Assemblymember Brian Maienschein has long been recognized for his commitment to advancing healthcare access and improving the lives of vulnerable populations. His legislative work is distinguished by his advocacy for innovative medical technologies, especially for infants suffering from rare diseases. One of his key achievements is his leadership in securing access to rapid Whole Genome Sequencing (rWGS) for critically ill newborns, inspired by the success of Project Baby Bear.
In 2020, Assemblymember Maienschein introduced Assembly Bill 114 - Rare Disease Sequencing for Critically Ill Infants Act, which sought to qualify rapid Whole Genome Sequencing as a covered benefit under Medi-Cal. This bill was inspired by Project Baby Bear, a groundbreaking clinical study that demonstrated the life-saving potential of rWGS in diagnosing rare genetic conditions in critically ill infants.
In 2018, Maienschein secured $2 million in state funding to pilot Project Baby Bear. This initiative, led by Rady Children’s Hospital, allowed doctors at five hospitals to utilize rWGS on 178 critically ill infants enrolled in Medi-Cal. The results were profound: the babies experienced 513 fewer days in the hospital, 11 fewer major surgeries, and an estimated $2.5 million in healthcare savings. The project underscored the power of genome sequencing in providing personalized, targeted care, reducing invasive procedures, and saving costs.
The success of this pilot inspired Maienschein to champion AB 114, aiming to expand access to this technology for more families, regardless of their ability to pay. In 2021, the bill received $3 million in annual funding through the state budget, ensuring that critically ill newborns under Medi-Cal could benefit from rWGS.

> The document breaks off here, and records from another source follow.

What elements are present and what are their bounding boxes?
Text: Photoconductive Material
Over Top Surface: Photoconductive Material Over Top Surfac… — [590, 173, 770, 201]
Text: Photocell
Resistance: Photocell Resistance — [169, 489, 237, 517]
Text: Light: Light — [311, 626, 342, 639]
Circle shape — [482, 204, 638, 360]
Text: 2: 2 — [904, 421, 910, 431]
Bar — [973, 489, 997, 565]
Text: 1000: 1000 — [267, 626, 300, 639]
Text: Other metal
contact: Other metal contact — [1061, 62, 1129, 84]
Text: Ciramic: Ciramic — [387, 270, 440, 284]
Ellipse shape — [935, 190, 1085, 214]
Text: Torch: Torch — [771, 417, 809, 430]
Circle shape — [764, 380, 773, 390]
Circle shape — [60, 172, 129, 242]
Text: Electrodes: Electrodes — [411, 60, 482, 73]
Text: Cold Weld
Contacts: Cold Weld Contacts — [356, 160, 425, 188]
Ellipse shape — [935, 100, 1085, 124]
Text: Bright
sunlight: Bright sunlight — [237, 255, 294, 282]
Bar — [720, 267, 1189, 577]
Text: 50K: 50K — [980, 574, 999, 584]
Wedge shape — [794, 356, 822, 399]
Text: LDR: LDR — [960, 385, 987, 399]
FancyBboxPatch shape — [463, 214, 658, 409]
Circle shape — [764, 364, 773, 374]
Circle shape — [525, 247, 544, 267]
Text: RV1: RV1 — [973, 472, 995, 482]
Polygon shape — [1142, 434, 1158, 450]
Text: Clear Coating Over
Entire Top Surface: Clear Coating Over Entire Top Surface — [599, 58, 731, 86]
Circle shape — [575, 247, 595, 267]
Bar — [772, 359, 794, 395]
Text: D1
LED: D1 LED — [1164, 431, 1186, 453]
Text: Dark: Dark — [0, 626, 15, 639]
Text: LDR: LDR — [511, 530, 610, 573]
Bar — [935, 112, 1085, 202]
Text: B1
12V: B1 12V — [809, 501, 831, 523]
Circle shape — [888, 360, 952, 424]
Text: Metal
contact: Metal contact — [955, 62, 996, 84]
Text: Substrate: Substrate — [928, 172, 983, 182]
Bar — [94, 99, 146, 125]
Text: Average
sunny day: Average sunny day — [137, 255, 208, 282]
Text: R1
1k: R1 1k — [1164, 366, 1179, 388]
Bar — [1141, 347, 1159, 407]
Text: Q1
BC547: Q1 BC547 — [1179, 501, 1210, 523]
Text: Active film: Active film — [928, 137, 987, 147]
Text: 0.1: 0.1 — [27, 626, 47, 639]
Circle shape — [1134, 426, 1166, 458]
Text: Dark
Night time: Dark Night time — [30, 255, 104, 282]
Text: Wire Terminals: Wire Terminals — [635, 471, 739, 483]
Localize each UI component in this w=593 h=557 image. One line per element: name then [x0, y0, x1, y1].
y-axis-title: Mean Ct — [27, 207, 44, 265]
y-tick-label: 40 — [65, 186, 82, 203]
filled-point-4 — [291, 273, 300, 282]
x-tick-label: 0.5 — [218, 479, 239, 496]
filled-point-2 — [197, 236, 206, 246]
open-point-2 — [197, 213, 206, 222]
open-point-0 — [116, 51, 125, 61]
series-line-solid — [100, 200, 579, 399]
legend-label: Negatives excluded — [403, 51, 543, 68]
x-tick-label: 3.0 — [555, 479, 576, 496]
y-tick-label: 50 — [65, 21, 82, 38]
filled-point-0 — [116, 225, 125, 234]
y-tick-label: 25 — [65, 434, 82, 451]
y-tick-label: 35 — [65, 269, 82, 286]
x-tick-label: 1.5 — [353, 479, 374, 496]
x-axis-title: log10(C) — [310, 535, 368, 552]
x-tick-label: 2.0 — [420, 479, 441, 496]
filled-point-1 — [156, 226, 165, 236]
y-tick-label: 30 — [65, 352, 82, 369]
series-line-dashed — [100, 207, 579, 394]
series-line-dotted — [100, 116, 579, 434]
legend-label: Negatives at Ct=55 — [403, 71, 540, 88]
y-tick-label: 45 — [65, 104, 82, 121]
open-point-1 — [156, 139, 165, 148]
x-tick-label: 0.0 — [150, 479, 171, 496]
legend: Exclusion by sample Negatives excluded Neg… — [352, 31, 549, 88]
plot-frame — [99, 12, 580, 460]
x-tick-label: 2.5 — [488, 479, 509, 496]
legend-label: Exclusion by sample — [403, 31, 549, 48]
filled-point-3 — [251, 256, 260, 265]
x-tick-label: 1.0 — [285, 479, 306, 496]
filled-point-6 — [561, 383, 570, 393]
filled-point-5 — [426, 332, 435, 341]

Maienschein’s legislation not only offers families a quicker path to understanding their children’s conditions, but it also addresses disparities in healthcare access. At the time of the bill’s introduction, rWGS was primarily available through clinical trials or philanthropic efforts, leaving many families without access to this cutting-edge diagnostic tool. AB 114 bridges this gap, ensuring that more families receive timely and accurate diagnoses for their children.
Advocacy and Awards:
Assemblymember Maienschein’s work has earned him widespread recognition, particularly in the field of rare disease advocacy and maternal and infant health. His efforts have been honored with several prestigious awards:
- 2022 RareVoice Award – State Advocacy: State Legislator
Maienschein received this second RareVoice Award from the EveryLife Foundation for Rare Diseases and Rare Disease Legislative Advocates for his work on AB 114 and his ongoing efforts to expand access to rWGS. - 2019 Legislative Champion Award
Awarded by the March of Dimes for his exceptional leadership and dedication to improving the health of women, children, and infants across California. - 2018 RareVoice Award – State Advocacy: State Legislator
Presented by the Rare Disease Legislative Advocates, this award recognized Maienschein’s outstanding advocacy on behalf of the rare disease community.
A Legacy of Healthcare Innovation
Assemblymember Brian Maienschein’s tireless advocacy for rWGS through Project Baby Bear and AB 114 is emblematic of his broader mission: to ensure that all Californians, especially the most vulnerable, have access to the most advanced and effective healthcare technologies. This year, he also served as a member of the Rare Disease Caucus through his role on the Assembly Health Committee. His efforts have not only improved the lives of families dealing with rare diseases but also paved the way for more equitable and cost-effective healthcare solutions.